Mack comprendió que había sido un poco arrogante, pero no podía evitar indignarse ante el hecho de que los hombres fueran sus propios enemigos.

—Sólo necesitan un poco de determinación y solidaridad —dijo.

—Hay algo más —terció Gordonson—. Es una cuestión política. Recuerdo la última disputa de los descargadores de carbón. Fueron derrotados porque no tenían a nadie que los defendiera. Los contratantes estaban contra ellos y nadie estaba a favor suyo.

—¿Y por qué sería distinto esta vez? —preguntó Mack.

—Por John Wilkes.

Wilkes era el defensor de la libertad, pero ahora se encontraba en el exilio.

—No puede hacer mucho por nosotros desde París.

—No está en París. Ha vuelto.

Era una sorpresa.

—¿Y qué va a hacer?

—Presentarse candidato al Parlamento.

Mack no acertaba a comprender de qué forma ello podría influir en los círculos políticos de Londres.

—No veo muy claro de qué nos iba a servir eso a nosotros.

—Wilkes se pondrá del lado de los descargadores de carbón y el Gobierno se pondrá del lado de los contratantes.

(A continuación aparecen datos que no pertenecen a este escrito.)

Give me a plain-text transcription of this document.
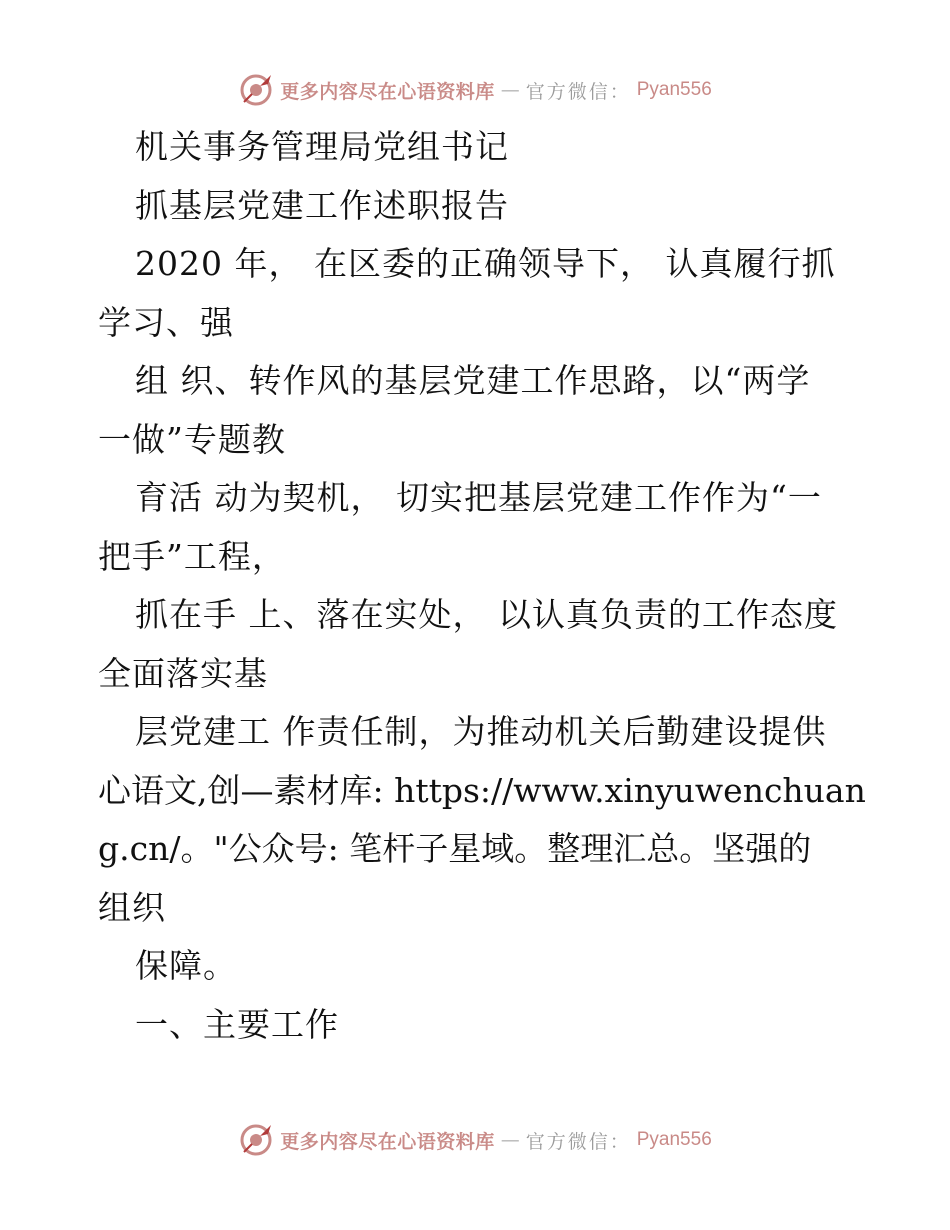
更多内容尽在心语资料库 — 官方微信： Pyan556
机关事务管理局党组书记
抓基层党建工作述职报告
2020 年， 在区委的正确领导下， 认真履行抓
学习、强
组 织、转作风的基层党建工作思路，以“两学
一做”专题教
育活 动为契机， 切实把基层党建工作作为“一
把手”工程，
抓在手 上、落在实处， 以认真负责的工作态度
全面落实基
层党建工 作责任制，为推动机关后勤建设提供
心语文,创—素材库: https://www.xinyuwenchuan
g.cn/。"公众号: 笔杆子星域。整理汇总。坚强的
组织
保障。
一、主要工作
更多内容尽在心语资料库 — 官方微信： Pyan556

Ese debate en el que los trabajadores tendrían la ley de su parte le sería muy beneficioso a Wilkes.

—¿Y cómo sabe usted lo que hará Wilkes?

Gordonson esbozó una sonrisa.

—Soy su representante electoral.

Gordonson era más poderoso de lo que Mack suponía. Estaban de suerte.

Charlie Smith, todavía escéptico, dijo:

—O sea que usted quiere utilizar a los descargadores de carbón para sus fines políticos.

—Exacto —dijo Gordonson, posando la pipa—. Pero ¿por qué creéis que presto mi apoyo a Wilkes? Os lo voy a explicar. Hoy habéis venido a mí para quejaros de una injusticia. Es algo que ocurre muy a menudo. Hombres y mujeres corrientes son cruelmente explotados en beneficio de algún desalmado codicioso como George Jamisson o Sidney Lennox. Y eso es malo para el comercio porque las malas empresas perjudican a las buenas. Y, aunque fuera bueno para el comercio, sería una iniquidad. Amo a mi país y aborrezco a los malvados capaces de destruir a su pueblo y destrozar su prosperidad. Por eso me paso la vida luchando por la justicia. —Gordonson sonrió y se volvió a colocar la pipa entre los labios—. Confío en que no os parezca una presunción.

—De ninguna manera —dijo Mack—. Me alegro de que esté de nuestra parte.